Proton
- Location: Belgium
- Launched: 1995; 30 years ago
- Discontinued: December 31, 2014; 10 years ago
- Website: proton.be at the Wayback Machine (archived 1999-04-21)

= Proton (debit card) =

Bank card

Proton was a stored-value card payment system in Belgium from 1995 until 2014. It was introduced with the goal to replace cash primarily for small transactions around €15. For security, the card was limited to storing 125 EUR of available electronic cash (originally 5,000 BEF).

The card was used for small payments without a pin code or signature, and users ran the same risk as with cash in that if the card was lost the cash value allocated to it would also be lost.

The advantage to merchants was that they could accept payments without the necessity for a bank terminal to be connected to a centralised system for approving the transaction (the transaction was approved by the card itself), and the transaction was very quick.

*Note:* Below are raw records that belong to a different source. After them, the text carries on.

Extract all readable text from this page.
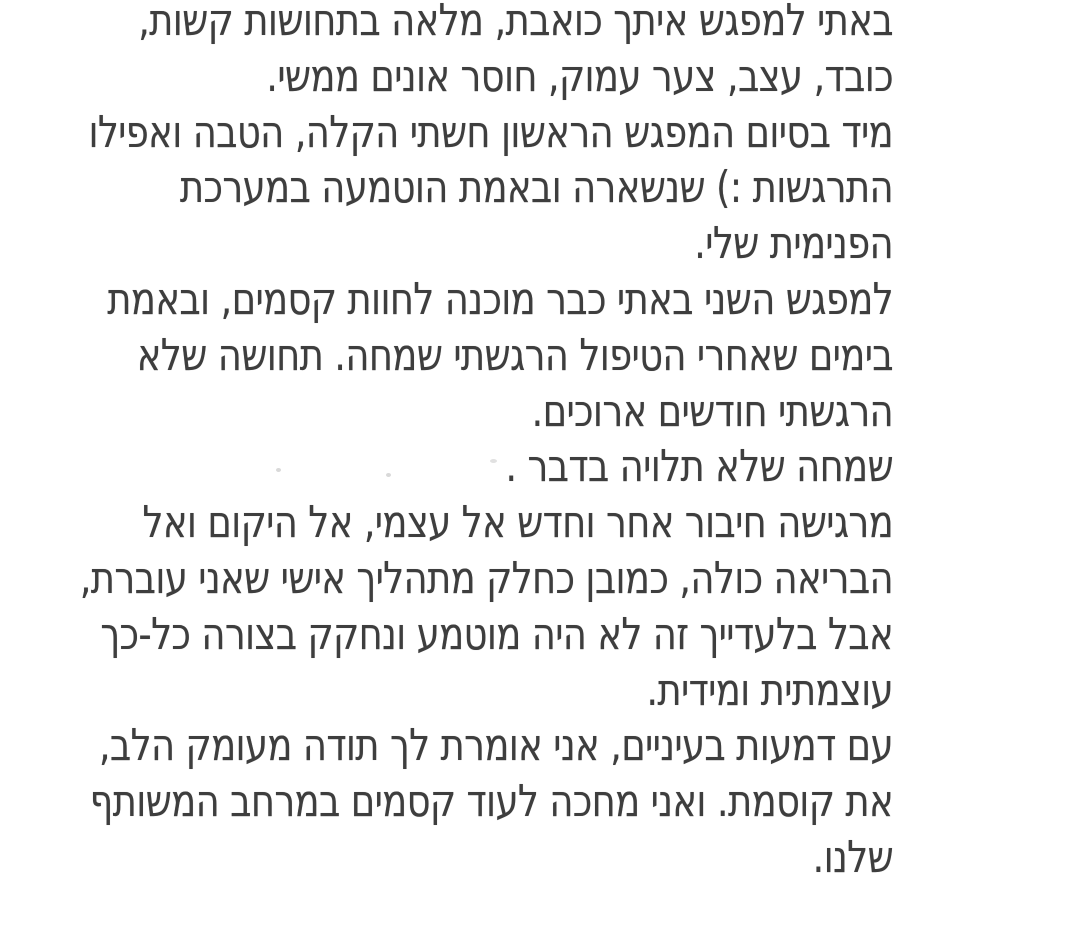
באתי למפגש איתך כואבת, מלאה בתחושות קשות,
כובד, עצב, צער עמוק, חוסר אונים ממשי.
מיד בסיום המפגש הראשון חשתי הקלה, הטבה ואפילו
התרגשות :) שנשארה ובאמת הוטמעה במערכת
הפנימית שלי.
למפגש השני באתי כבר מוכנה לחוות קסמים, ובאמת
בימים שאחרי הטיפול הרגשתי שמחה. תחושה שלא
הרגשתי חודשים ארוכים.
שמחה שלא תלויה בדבר .
מרגישה חיבור אחר וחדש אל עצמי, אל היקום ואל
הבריאה כולה, כמובן כחלק מתהליך אישי שאני עוברת,
אבל בלעדייך זה לא היה מוטמע ונחקק בצורה כל-כך
עוצמתית ומידית.
עם דמעות בעיניים, אני אומרת לך תודה מעומק הלב,
את קוסמת. ואני מחכה לעוד קסמים במרחב המשותף
שלנו.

In August 1998, Proton World International was founded, a joint venture between Banksys, Visa, American Express and EGR. The goal was to promote the Proton technology worldwide. In 2001, the Australian company ERG bought the remaining shares of Proton World and became the sole shareholder, making a $50 million loss two years later by selling it to STMicroelectronics.

Proton saw limited success in Belgium, possibly due to a poor understanding of the system, despite being commonly available on parking meters and pay phones, and within convenience stores. Despite this, the system was also implemented in other countries such as Chipknip in the Netherlands, and was considered for other markets such as Australia.

Security was based on the message authentication code.

The system was retired on 31 December 2014. Customers are requested to offload the charged amount back onto their bank account before the expiration date.